Hof van Cassatie 10 mei 2019
GERECHTELIJKE REORGANISATIE
Gevolgen beslissing reorganisatie - Boedelschulden - Vereisten
Schuldvorderingen uit kredietovereenkomsten kunnen gelden als boedelschulden als bedoeld in artikel 37, eerste lid, WCO indien zij voortvloeien uit nieuwe overeenkomsten of uit nieuwe opnemingen krachtens bestaande kredietovereenkomsten die worden verdergezet.
|
RÉORGANISATION JUDICIAIRE
Effets de la décision de réorganisation - Créances de masse - Conditions
Les créances découlant d'une convention de crédit peuvent être considérées comme des dettes de la masse en vertu de l'article 37, alinéa 1,LCE si elles résultent de nouvelles conventions ou des nouveaux prélèvements effectués sur la base de conventions de crédit en vigueur qui sont poursuivies.
|
KBC Bank / D.V.
Zet.: E. Dirix (sectievoorzitter als voorzitter), A. Smetryns (sectievoorzitter), K. Mestdagh, B. Wylleman en K. Moens (raadsheren) |
OM: R. Mortier (advocaat-generaal) |
Pl: Mrs.
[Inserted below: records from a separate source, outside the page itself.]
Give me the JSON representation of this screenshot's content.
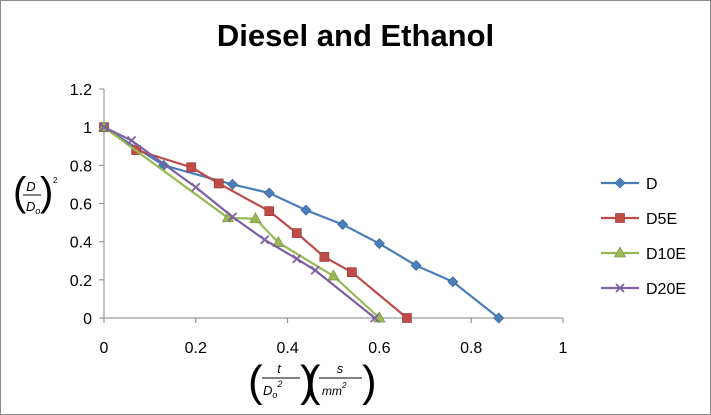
{
  "chart_data": {
    "type": "line",
    "title": "Diesel and Ethanol",
    "xlim": [
      0,
      1
    ],
    "ylim": [
      0,
      1.2
    ],
    "x_ticks": [
      "0",
      "0.2",
      "0.4",
      "0.6",
      "0.8",
      "1"
    ],
    "y_ticks": [
      "0",
      "0.2",
      "0.4",
      "0.6",
      "0.8",
      "1",
      "1.2"
    ],
    "xlabel": {
      "frac_num": "t",
      "frac_den_base": "D",
      "frac_den_sub": "o",
      "frac_den_sup": "2",
      "unit_num": "s",
      "unit_den_base": "mm",
      "unit_den_sup": "2"
    },
    "ylabel": {
      "frac_num": "D",
      "frac_den_base": "D",
      "frac_den_sub": "o",
      "power": "2"
    },
    "legend_position": "right",
    "grid": false,
    "series": [
      {
        "name": "D",
        "color": "#4a7ebb",
        "marker": "diamond",
        "points": [
          [
            0,
            1
          ],
          [
            0.13,
            0.8
          ],
          [
            0.28,
            0.7
          ],
          [
            0.36,
            0.655
          ],
          [
            0.44,
            0.565
          ],
          [
            0.52,
            0.49
          ],
          [
            0.6,
            0.39
          ],
          [
            0.68,
            0.275
          ],
          [
            0.76,
            0.19
          ],
          [
            0.86,
            0
          ]
        ]
      },
      {
        "name": "D5E",
        "color": "#be4b48",
        "marker": "square",
        "points": [
          [
            0,
            1
          ],
          [
            0.07,
            0.88
          ],
          [
            0.19,
            0.79
          ],
          [
            0.25,
            0.705
          ],
          [
            0.36,
            0.56
          ],
          [
            0.42,
            0.445
          ],
          [
            0.48,
            0.32
          ],
          [
            0.54,
            0.24
          ],
          [
            0.66,
            0
          ]
        ]
      },
      {
        "name": "D10E",
        "color": "#98b954",
        "marker": "triangle",
        "points": [
          [
            0,
            1
          ],
          [
            0.27,
            0.525
          ],
          [
            0.33,
            0.52
          ],
          [
            0.38,
            0.395
          ],
          [
            0.5,
            0.22
          ],
          [
            0.6,
            0
          ]
        ]
      },
      {
        "name": "D20E",
        "color": "#7d60a0",
        "marker": "x",
        "points": [
          [
            0,
            1
          ],
          [
            0.06,
            0.93
          ],
          [
            0.2,
            0.685
          ],
          [
            0.28,
            0.53
          ],
          [
            0.35,
            0.41
          ],
          [
            0.42,
            0.31
          ],
          [
            0.46,
            0.25
          ],
          [
            0.59,
            0
          ]
        ]
      }
    ]
  }
}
J. Verbist en B. Maes |
Zaak: C.18.0564.N |
(…)
3. Krachtens artikel 37, eerste lid van de wet van 31 januari 2009 betreffende de continuïteit van de ondernemingen (hierna: WCO), zoals van toepassing, gelden de schuldvorderingen van een medecontractant die betrekking hebben op prestaties uitgevoerd tijdens de procedure van gerechtelijke reorganisatie als boedelschulden in een navolgende vereffening of faillissement in zoverre er een nauwe band bestaat tussen de beëindiging van de reorganisatieprocedure en die collectieve procedure.
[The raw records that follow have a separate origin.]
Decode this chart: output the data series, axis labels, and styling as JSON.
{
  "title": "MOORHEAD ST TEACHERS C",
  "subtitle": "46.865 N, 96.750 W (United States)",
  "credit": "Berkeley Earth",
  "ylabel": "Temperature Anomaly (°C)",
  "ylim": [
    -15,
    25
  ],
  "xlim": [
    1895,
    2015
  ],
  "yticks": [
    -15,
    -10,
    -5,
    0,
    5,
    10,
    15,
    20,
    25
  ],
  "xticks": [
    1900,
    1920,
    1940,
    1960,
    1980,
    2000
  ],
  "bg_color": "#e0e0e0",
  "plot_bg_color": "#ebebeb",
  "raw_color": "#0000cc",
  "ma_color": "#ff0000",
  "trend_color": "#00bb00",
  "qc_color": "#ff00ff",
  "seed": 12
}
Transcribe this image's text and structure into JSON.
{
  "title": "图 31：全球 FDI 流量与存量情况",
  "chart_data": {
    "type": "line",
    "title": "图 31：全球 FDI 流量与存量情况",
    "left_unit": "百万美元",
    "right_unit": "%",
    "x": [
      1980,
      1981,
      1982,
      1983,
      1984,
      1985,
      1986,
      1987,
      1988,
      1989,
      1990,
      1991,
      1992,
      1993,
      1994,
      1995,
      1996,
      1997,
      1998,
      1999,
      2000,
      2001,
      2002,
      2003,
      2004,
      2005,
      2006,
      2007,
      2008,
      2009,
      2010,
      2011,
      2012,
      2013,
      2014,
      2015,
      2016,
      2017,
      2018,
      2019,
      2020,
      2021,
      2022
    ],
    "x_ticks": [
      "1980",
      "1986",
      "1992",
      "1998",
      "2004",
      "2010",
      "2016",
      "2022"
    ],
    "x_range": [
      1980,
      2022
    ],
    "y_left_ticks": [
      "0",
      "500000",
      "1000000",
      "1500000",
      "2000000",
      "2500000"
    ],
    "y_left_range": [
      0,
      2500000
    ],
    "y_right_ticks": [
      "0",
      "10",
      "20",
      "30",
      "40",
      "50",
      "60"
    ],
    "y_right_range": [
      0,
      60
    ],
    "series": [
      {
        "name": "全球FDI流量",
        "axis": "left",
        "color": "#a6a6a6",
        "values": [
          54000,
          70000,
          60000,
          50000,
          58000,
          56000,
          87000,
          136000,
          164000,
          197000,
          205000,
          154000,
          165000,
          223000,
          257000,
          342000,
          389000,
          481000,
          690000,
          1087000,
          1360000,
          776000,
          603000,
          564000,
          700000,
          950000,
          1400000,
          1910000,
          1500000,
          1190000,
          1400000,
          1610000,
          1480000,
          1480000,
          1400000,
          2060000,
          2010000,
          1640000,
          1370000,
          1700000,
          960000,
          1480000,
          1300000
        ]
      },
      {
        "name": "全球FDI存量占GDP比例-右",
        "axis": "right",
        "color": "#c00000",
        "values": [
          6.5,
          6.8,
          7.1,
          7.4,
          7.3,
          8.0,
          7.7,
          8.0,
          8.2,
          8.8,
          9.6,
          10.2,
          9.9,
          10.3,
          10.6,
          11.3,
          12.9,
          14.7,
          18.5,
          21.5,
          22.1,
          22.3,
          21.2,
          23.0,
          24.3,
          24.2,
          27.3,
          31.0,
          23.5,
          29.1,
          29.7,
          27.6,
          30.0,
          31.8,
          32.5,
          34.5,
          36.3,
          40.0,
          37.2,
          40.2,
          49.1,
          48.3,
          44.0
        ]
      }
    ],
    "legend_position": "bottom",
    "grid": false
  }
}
Deze bepaling strekt ertoe het in stand houden van bestaande en het aangaan van nieuwe contractuele verhoudingen aan te moedigen en het krediet van de schuldenaar te versterken ten einde de continuïteit van de onderneming veilig te stellen.
Boedelschulden zijn in het faillissement niet aan de samenloop onderworpen en worden bij voorrang boven de andere schulden voldaan. Aangezien boedelschulden afbreuk doen aan de gelijkheid tussen schuldeisers dienen zij beperkend te worden geïnterpreteerd.
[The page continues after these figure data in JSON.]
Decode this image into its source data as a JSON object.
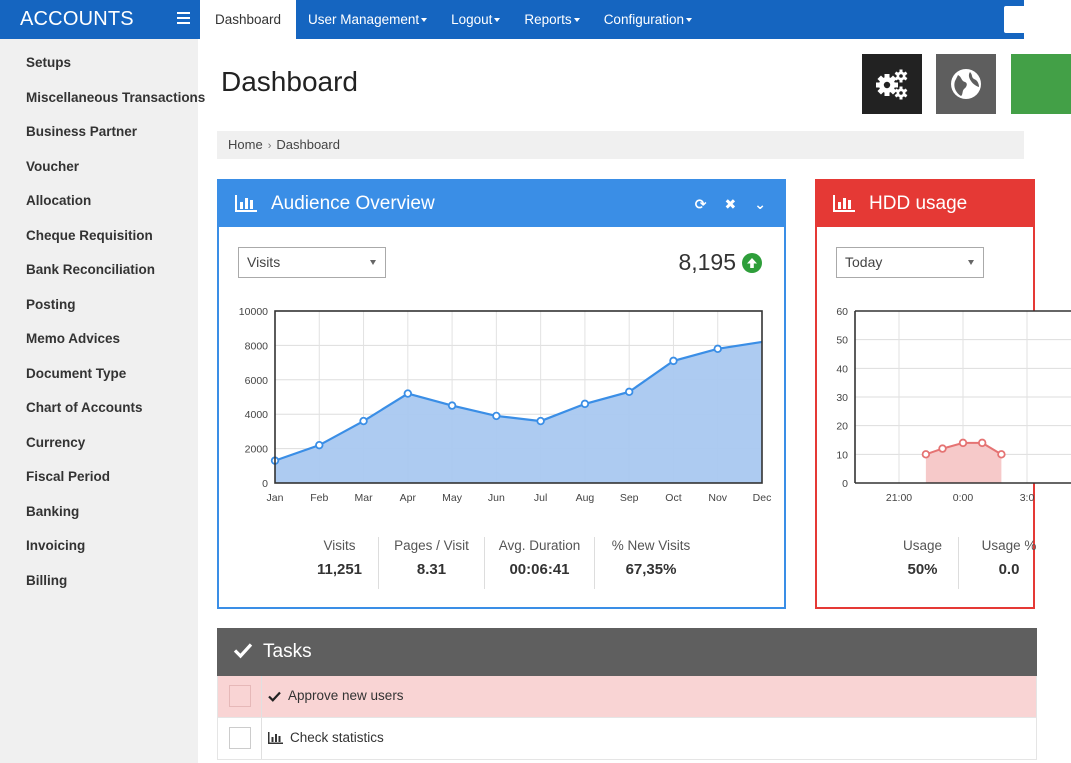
{
  "brand": "ACCOUNTS",
  "nav": [
    {
      "label": "Dashboard",
      "active": true,
      "dropdown": false
    },
    {
      "label": "User Management",
      "active": false,
      "dropdown": true
    },
    {
      "label": "Logout",
      "active": false,
      "dropdown": true
    },
    {
      "label": "Reports",
      "active": false,
      "dropdown": true
    },
    {
      "label": "Configuration",
      "active": false,
      "dropdown": true
    }
  ],
  "sidebar": {
    "items": [
      {
        "label": "Setups"
      },
      {
        "label": "Miscellaneous Transactions"
      },
      {
        "label": "Business Partner"
      },
      {
        "label": "Voucher"
      },
      {
        "label": "Allocation"
      },
      {
        "label": "Cheque Requisition"
      },
      {
        "label": "Bank Reconciliation"
      },
      {
        "label": "Posting"
      },
      {
        "label": "Memo Advices"
      },
      {
        "label": "Document Type"
      },
      {
        "label": "Chart of Accounts"
      },
      {
        "label": "Currency"
      },
      {
        "label": "Fiscal Period"
      },
      {
        "label": "Banking"
      },
      {
        "label": "Invoicing"
      },
      {
        "label": "Billing"
      }
    ]
  },
  "header": {
    "title": "Dashboard",
    "buttons": [
      {
        "icon": "gears-icon",
        "color": "#222222"
      },
      {
        "icon": "globe-icon",
        "color": "#5e5e5e"
      },
      {
        "icon": "green-action-icon",
        "color": "#43a047"
      }
    ]
  },
  "breadcrumb": {
    "home": "Home",
    "current": "Dashboard"
  },
  "audience": {
    "title": "Audience Overview",
    "select_value": "Visits",
    "total": "8,195",
    "stats": [
      {
        "label": "Visits",
        "value": "11,251"
      },
      {
        "label": "Pages / Visit",
        "value": "8.31"
      },
      {
        "label": "Avg. Duration",
        "value": "00:06:41"
      },
      {
        "label": "% New Visits",
        "value": "67,35%"
      }
    ]
  },
  "hdd": {
    "title": "HDD usage",
    "select_value": "Today",
    "stats": [
      {
        "label": "Usage",
        "value": "50%"
      },
      {
        "label": "Usage %",
        "value": "0.0"
      }
    ]
  },
  "tasks": {
    "title": "Tasks",
    "items": [
      {
        "text": "Approve new users",
        "icon": "check-icon",
        "done": true
      },
      {
        "text": "Check statistics",
        "icon": "bar-chart-icon",
        "done": false
      }
    ]
  },
  "chart_data": [
    {
      "type": "area",
      "title": "Audience Overview",
      "categories": [
        "Jan",
        "Feb",
        "Mar",
        "Apr",
        "May",
        "Jun",
        "Jul",
        "Aug",
        "Sep",
        "Oct",
        "Nov",
        "Dec"
      ],
      "series": [
        {
          "values": [
            1300,
            2200,
            3600,
            5200,
            4500,
            3900,
            3600,
            4600,
            5300,
            7100,
            7800,
            8200
          ]
        }
      ],
      "ylim": [
        0,
        10000
      ],
      "yticks": [
        0,
        2000,
        4000,
        6000,
        8000,
        10000
      ],
      "grid": true,
      "color": "#3a8ee6",
      "fill": "#a9c8f0"
    },
    {
      "type": "area",
      "title": "HDD usage",
      "categories": [
        "21:00",
        "0:00",
        "3:0"
      ],
      "series": [
        {
          "x": [
            0.42,
            0.68,
            1.0,
            1.3,
            1.6
          ],
          "values": [
            10,
            12,
            14,
            14,
            10
          ]
        }
      ],
      "ylim": [
        0,
        60
      ],
      "yticks": [
        0,
        10,
        20,
        30,
        40,
        50,
        60
      ],
      "grid": true,
      "color": "#e57373",
      "fill": "#f6c9c9"
    }
  ]
}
Uit het vorenstaande volgt dat schuldvorderingen uit kredietovereenkomsten kunnen gelden als boedelschulden als bedoeld in artikel 37, eerste lid WCO indien zij voortvloeien uit nieuwe overeenkomsten of uit nieuwe opnemingen krachtens bestaande kredietovereenkomsten die worden verdergezet.
4. Uit de stukken waarop het Hof vermag acht te slaan, blijkt dat:
- de schuldenaar (hierna: de vennootschap) op 3 mei 2011 werd toegelaten tot de procedure van gerechtelijke reorganisatie;
- de vennootschap op 15 november 2011 werd failliet verklaard;
- de eiseres aangifte deed van haar schuldvordering die gewaarborgd is door een pand op de handelszaak;
- de verweerder aangifte deed van een schuldvordering ten belope van 233.366,68 EUR met betrekking tot de terugbetaling door de verweerder als borg van een “Business Krediet” dat de ING Bank op 1 augustus 2011 had toegestaan aan de vennootschap;
- de verweerder ter zake aanspraak maakt als gesubrogeerde schuldeiser in de rechten van ING Bank op de kwalificatie van de schuldvordering als boedelschuld;
- dit “Business Krediet” heeft gediend voor de terugbetaling van een eerder kaskrediet verstrekt aan de vennootschap door ING Bank waarvoor meermaals aanmaningen werden verstuurd tot en met maart 2011;
- de eiseres betwist dat de schuldvordering van de verweerder kan beschouwd worden als een boedelschuld op grond van artikel 37 WCO aangezien het “Business Krediet” weliswaar na de opening van de reorganisatieprocedure werd toegestaan, maar diende om het eerdere kaskrediet terug te betalen.
5. De appelrechters die vaststellen dat het door ING Bank verleende krediet in wiens rechten de verweerder is gesubrogeerd, dateert van na de opening van de reorganisatieprocedure en oordelen dat het ter zake zonder belang is of dit krediet diende tot herfinanciering van een voor de opening van de procedure toegestaan krediet, zodat de schuldvordering van de verweerder geldt als boedelschuld in het latere faillissement krachtens artikel 37 WCO aangezien niet de voorwaarde kan worden gesteld dat aan de vennootschap nieuwe financiële middelen werden ter beschikking gesteld, verantwoorden hun beslissing niet naar recht.